Ich frage Manfred, ob es nicht doch einen Weg gibt, diese Kolonie zu besuchen. Kann ich nicht mit einem Lieferanten fahren? Oder irgendwie als Besucher dorthin gelangen?
Mein Freund hat sich bereits eine neue Pfeife gestopft. Nun nimmt er ein Streichholz. Manfred kann vermutlich beim Stopfen, Anzünden und Rauchen seiner Pfeife am besten denken. Ihm scheint nun tatsächlich etwas einzufallen. Er kratzt sich am Kinn.
»Vielleicht gibt es doch eine Chance.«
Jetzt bin ich gespannt.
»Am dritten Adventwochenende geben sie im Eichengrund ein Rockkonzert.«
»Und da könnte ich hin?«
»Vielleicht. Wir könnten versuchen, dich dort einzuschleusen. Das Konzert ist nicht öffentlich, wie wir es verstehen. Aber es ist für völkische Siedler und Sympathisanten in ganz Norddeutschland. Da kennen sich zwar viele, aber nicht alle untereinander.
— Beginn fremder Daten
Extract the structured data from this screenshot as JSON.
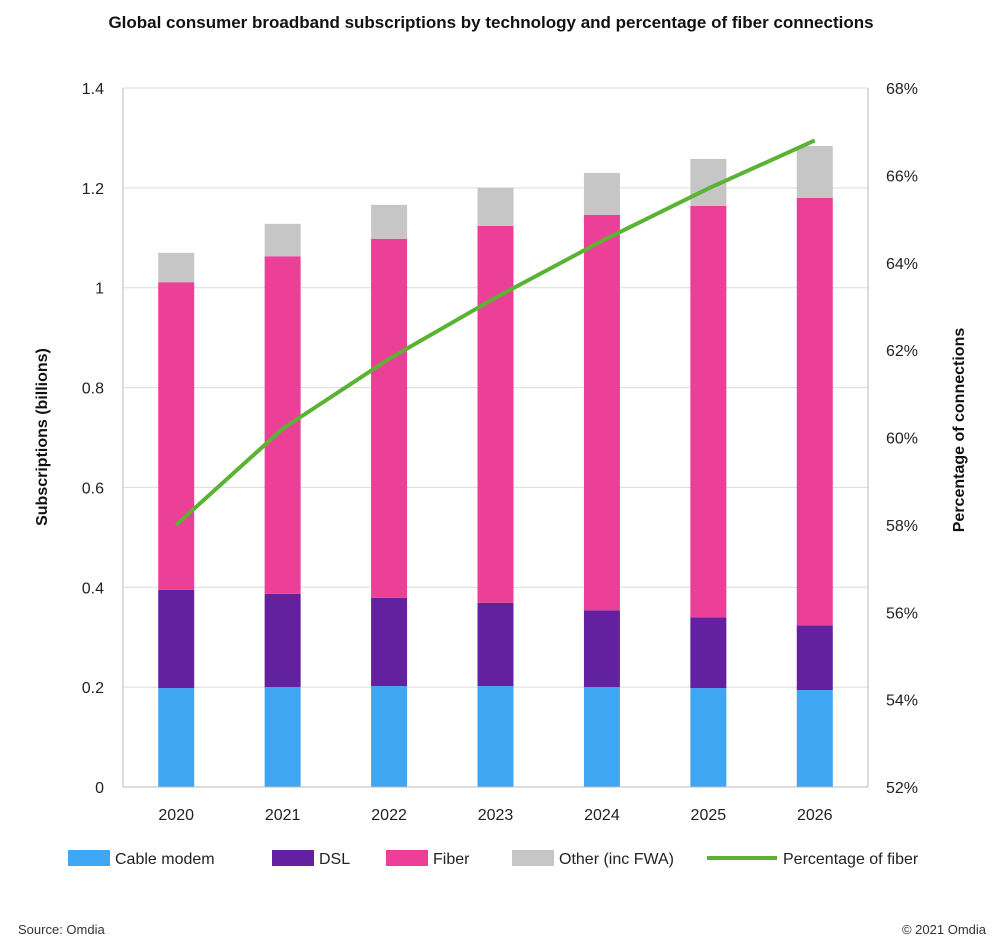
{
  "chart_data": {
    "type": "bar",
    "stacked": true,
    "title": "Global consumer broadband subscriptions by technology and percentage of fiber connections",
    "xlabel": "",
    "ylabel": "Subscriptions (billions)",
    "y2label": "Percentage of connections",
    "ylim": [
      0,
      1.4
    ],
    "y2lim": [
      52,
      68
    ],
    "yticks": [
      "0",
      "0.2",
      "0.4",
      "0.6",
      "0.8",
      "1",
      "1.2",
      "1.4"
    ],
    "y2ticks": [
      "52%",
      "54%",
      "56%",
      "58%",
      "60%",
      "62%",
      "64%",
      "66%",
      "68%"
    ],
    "grid": true,
    "legend_position": "bottom",
    "categories": [
      "2020",
      "2021",
      "2022",
      "2023",
      "2024",
      "2025",
      "2026"
    ],
    "series": [
      {
        "name": "Cable modem",
        "color": "#3fa6f4",
        "values": [
          0.198,
          0.2,
          0.202,
          0.202,
          0.2,
          0.198,
          0.194
        ]
      },
      {
        "name": "DSL",
        "color": "#6321a0",
        "values": [
          0.197,
          0.187,
          0.177,
          0.167,
          0.154,
          0.142,
          0.13
        ]
      },
      {
        "name": "Fiber",
        "color": "#ec3f98",
        "values": [
          0.616,
          0.676,
          0.719,
          0.755,
          0.792,
          0.824,
          0.856
        ]
      },
      {
        "name": "Other (inc FWA)",
        "color": "#c6c6c6",
        "values": [
          0.059,
          0.065,
          0.068,
          0.076,
          0.084,
          0.094,
          0.104
        ]
      }
    ],
    "line_series": {
      "name": "Percentage of fiber",
      "color": "#5ab332",
      "axis": "right",
      "values": [
        58.0,
        60.2,
        61.8,
        63.2,
        64.5,
        65.7,
        66.8
      ]
    }
  },
  "footer": {
    "source": "Source: Omdia",
    "copyright": "© 2021 Omdia"
  }
}
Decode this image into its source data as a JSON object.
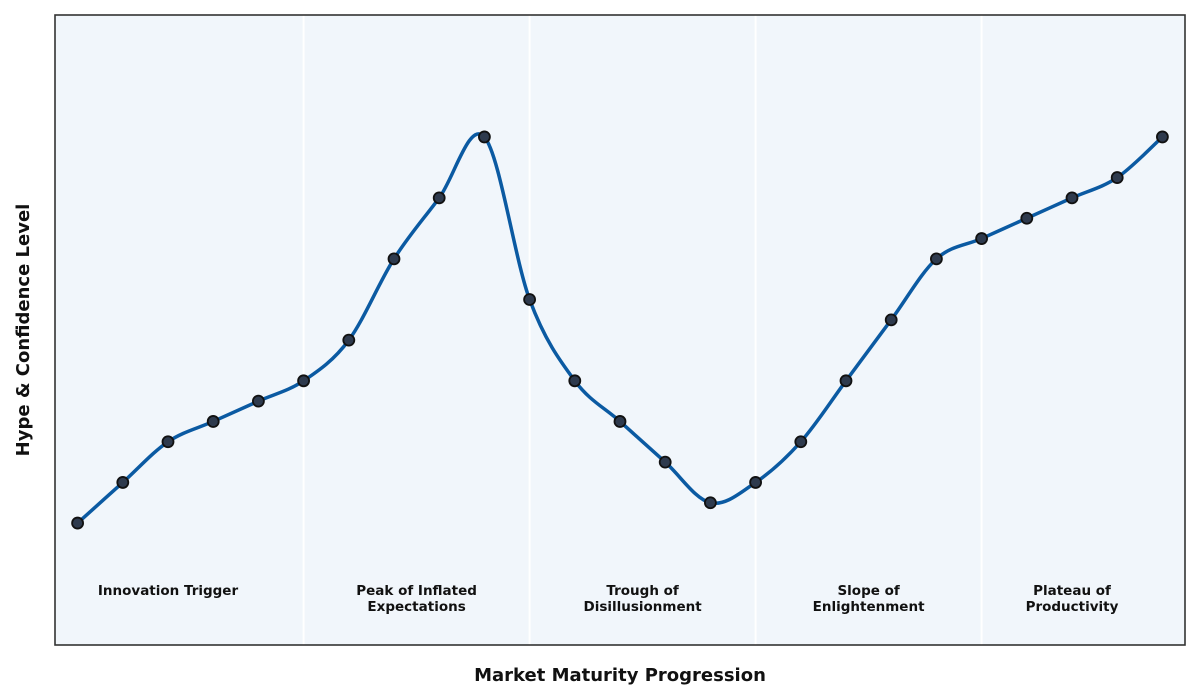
{
  "chart_data": {
    "type": "line",
    "title": "",
    "xlabel": "Market Maturity Progression",
    "ylabel": "Hype & Confidence Level",
    "x": [
      0,
      1,
      2,
      3,
      4,
      5,
      6,
      7,
      8,
      9,
      10,
      11,
      12,
      13,
      14,
      15,
      16,
      17,
      18,
      19,
      20,
      21,
      22,
      23,
      24
    ],
    "series": [
      {
        "values": [
          10,
          20,
          30,
          35,
          40,
          45,
          55,
          75,
          90,
          105,
          65,
          45,
          35,
          25,
          15,
          20,
          30,
          45,
          60,
          75,
          80,
          85,
          90,
          95,
          105
        ]
      }
    ],
    "xlim": [
      -0.5,
      24.5
    ],
    "ylim": [
      -20,
      135
    ],
    "grid": "vertical phase separators",
    "phases": [
      {
        "label": "Innovation Trigger",
        "start": -0.5,
        "end": 5
      },
      {
        "label": "Peak of Inflated\nExpectations",
        "start": 5,
        "end": 10
      },
      {
        "label": "Trough of\nDisillusionment",
        "start": 10,
        "end": 15
      },
      {
        "label": "Slope of\nEnlightenment",
        "start": 15,
        "end": 20
      },
      {
        "label": "Plateau of\nProductivity",
        "start": 20,
        "end": 24.5
      }
    ],
    "colors": {
      "line": "#0b5aa2",
      "marker_fill": "#2e3a4d",
      "marker_edge": "#111111",
      "background": "#f1f6fb",
      "separator": "#ffffff",
      "frame": "#333333"
    }
  }
}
Mit solchen angeblich modernen Veranstaltungen soll Unterschiedliches erreicht werden. Die Siedler wollen zeigen, dass ›Erneuerte Heimat‹ eine ganz normale Jugendarbeit macht. Sie wollen ihren jüngeren Mitgliedern gelegentlich etwas bieten, damit die bei der Stange bleiben. Und natürlich sind solche Konzerte auch eine gute Möglichkeit, ihre Hassbotschaften sowie aktuelle Verschwörungstheorien zu verbreiten. Aber vor allem: Die Siedler wollen angeworbene junge Leute Stück für Stück integrieren und an sich binden.«
»Aber wenn ich da hingehe? Falle ich da nicht auf? Ich bin Mitte Fünfzig!«
Manfred schaut mich grinsend an. »Stimmt, du fällst auf. Du siehst auch einfach nicht völkisch genug aus!«
Mein Gesichtsausdruck amüsiert ihn jedenfalls. Ich ahne Schlimmes.
»Aber das kriegen wir hin. Einen flotten Faconschnitt, etwas Gel, andere Klamotten ...«.
Oh je.
»Was wichtiger ist: Du brauchst eine völkische Identität.«
»Und wie soll das gehen? Einen Ariernachweis wird mir der Landkreis ja wohl kaum ausstellen.«
Manfred lacht. »Nicht nötig. Ich stelle dir einen deutschen Sohn zur Seite. Du begleitest ihn als besorgter Vater. Du bist AfD-Mitglied und warst mal in der NPD. Das müsste als Identität reichen.«
Welch ein verrückter Plan!
*
Als ich zurückfahre ist es zwar erst halb acht, aber stockdunkel. Den Wald rechts und links sehe ich nicht mehr. Ob schwarz oder grün spielt in der Dunkelheit keine Rolle. Wenn ich etwas nicht sehe, macht es mir auch keine Angst.
Irgendwo dort hinten liegt der Eichenhof. Wie mag es dort aussehen? Was mag dort gerade geschehen? Ich habe fast keine Vorstellungen davon.
Ich erinnere mich an gestern Abend und nehme meinen Fuß vom Gas. Wenn schon im Stadtwald der Kreisstadt Wölfe auftauchen, wie viel wahrscheinlicher dann hier in der Wildnis? Und wenn es keine Wölfe sind, dann Rehe, Wildschweine, Dachse, Füchse, Hasen oder schwarze Katzen – egal, ich gönne allen, dass sie weiterleben! Mir selbst am allermeisten.